In the aftermath, I became extremely depressed. I was regretful. The Planned Parenthood in my area didn't offer any post-abortion counseling, other local clinics said they only offer it for their own patients, and I couldn't afford private care. Gradually, I achieved a sort of fragile recovery. I bought my "daughter" a 1st birthday card, when the time came and sent her father a reminder. Surprisingly, it was my 2nd abortion that helped me find a more lasting peace. I took myself on a vacation abroad, booking my stay at a huge hostel known for its party atmosphere. I know, I know, this is where I start to sound like a huge slut or something. Short version, I spent my time with a man 4 years my junior but otherwise identical to me in every meaningful way. A few weeks later, I was home and feeling sick. I told him as soon as I could reach him. For a strident feminist, I have always done at least that much, tell the truth and ask for the male's opinion. He was a good boy. He told me that he would prefer termination since he was only 20 years old and living on the other side of the world but that he would support my decision. I walked around for a week thinking I would choose otherwise, then I changed my mind. He even sent me money. That's fairly incredible, judging by the stories I've encountered over the years. This experience was so much more pleasant. I wasn't pressured or rushed. I was supported. Having the time to think, having a supportive and patient partner, helped me to feel secure in my decision, and that helped me to feel sure that I had chosen correctly two years before when I wasn't given a chance to so much as think about it.

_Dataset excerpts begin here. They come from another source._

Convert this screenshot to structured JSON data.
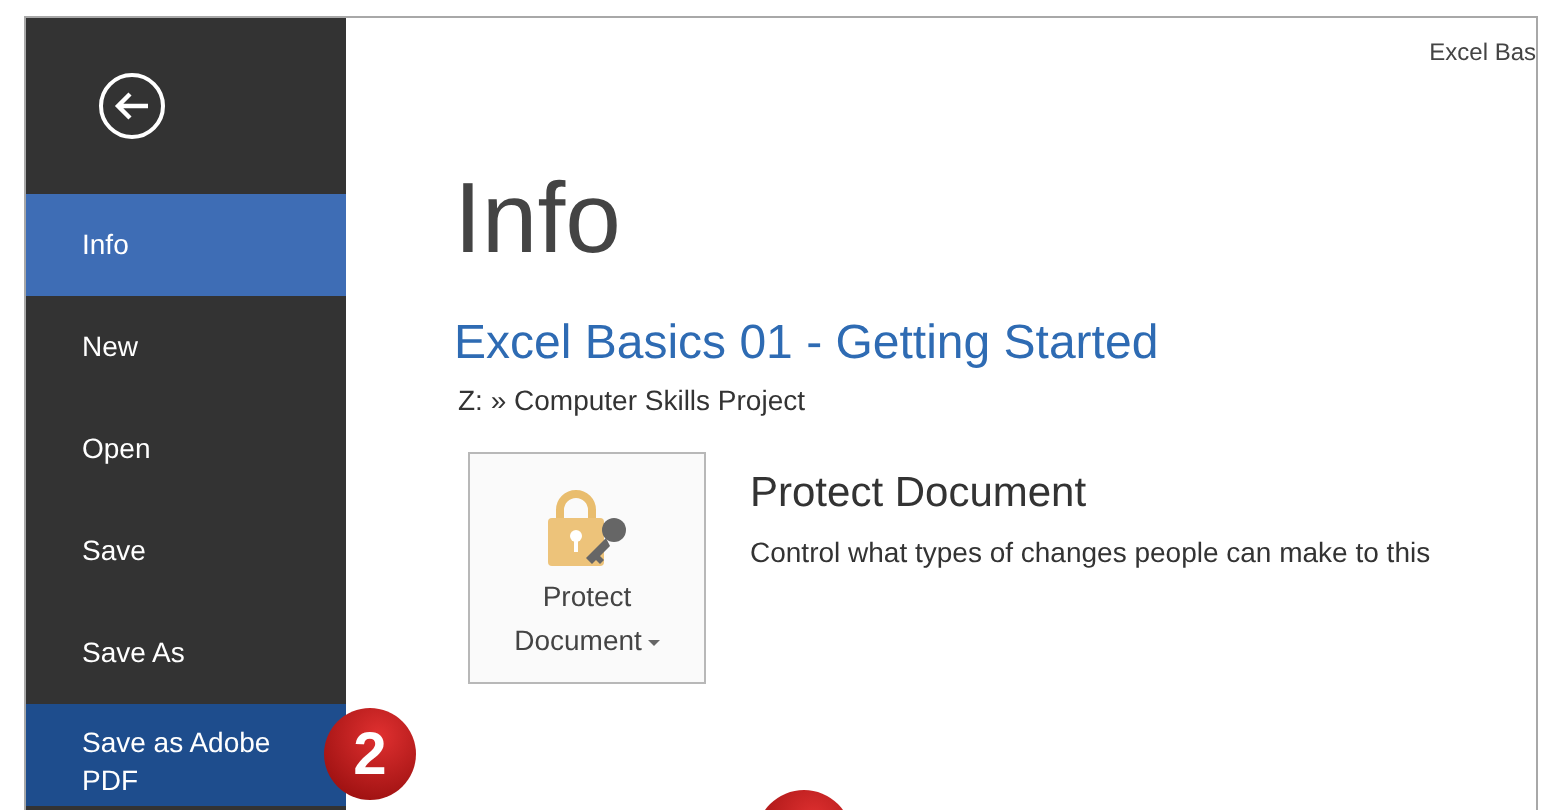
{
  "window": {
    "title": "Excel Bas"
  },
  "sidebar": {
    "items": [
      {
        "label": "Info",
        "selected": true,
        "highlighted": false
      },
      {
        "label": "New",
        "selected": false,
        "highlighted": false
      },
      {
        "label": "Open",
        "selected": false,
        "highlighted": false
      },
      {
        "label": "Save",
        "selected": false,
        "highlighted": false
      },
      {
        "label": "Save As",
        "selected": false,
        "highlighted": false
      },
      {
        "label": "Save as Adobe PDF",
        "selected": false,
        "highlighted": true
      }
    ]
  },
  "page": {
    "heading": "Info",
    "document_title": "Excel Basics 01 - Getting Started",
    "path": "Z: » Computer Skills Project",
    "protect": {
      "button_label": "Protect Document",
      "title": "Protect Document",
      "description": "Control what types of changes people can make to this"
    }
  },
  "callouts": [
    {
      "label": "2"
    }
  ]
}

I could have a 6yo and 3yo right now. I would be an impoverished, welfare mom subsisting on the tax dollars of the "anti-choicers" who constantly lobby to reduce funding for low-income families, subsidized health care, food stamps, emergency housing, etc. I might be happy, and I might not. I wouldn't be where I am now. I wouldn't have the options I do now, and that is what is most important to me. That is not selfish. It is my RIGHT to do what is best for me. It is my RIGHT to look out for my own best interests.
I feel no shame. I DO have a 6yo and 3yo right now. I love them no less because they are not here with me. In caring for other people's children, I do sometimes find myself thinking, "My child would have been exactly this age right now." I speak to them. They are always with me.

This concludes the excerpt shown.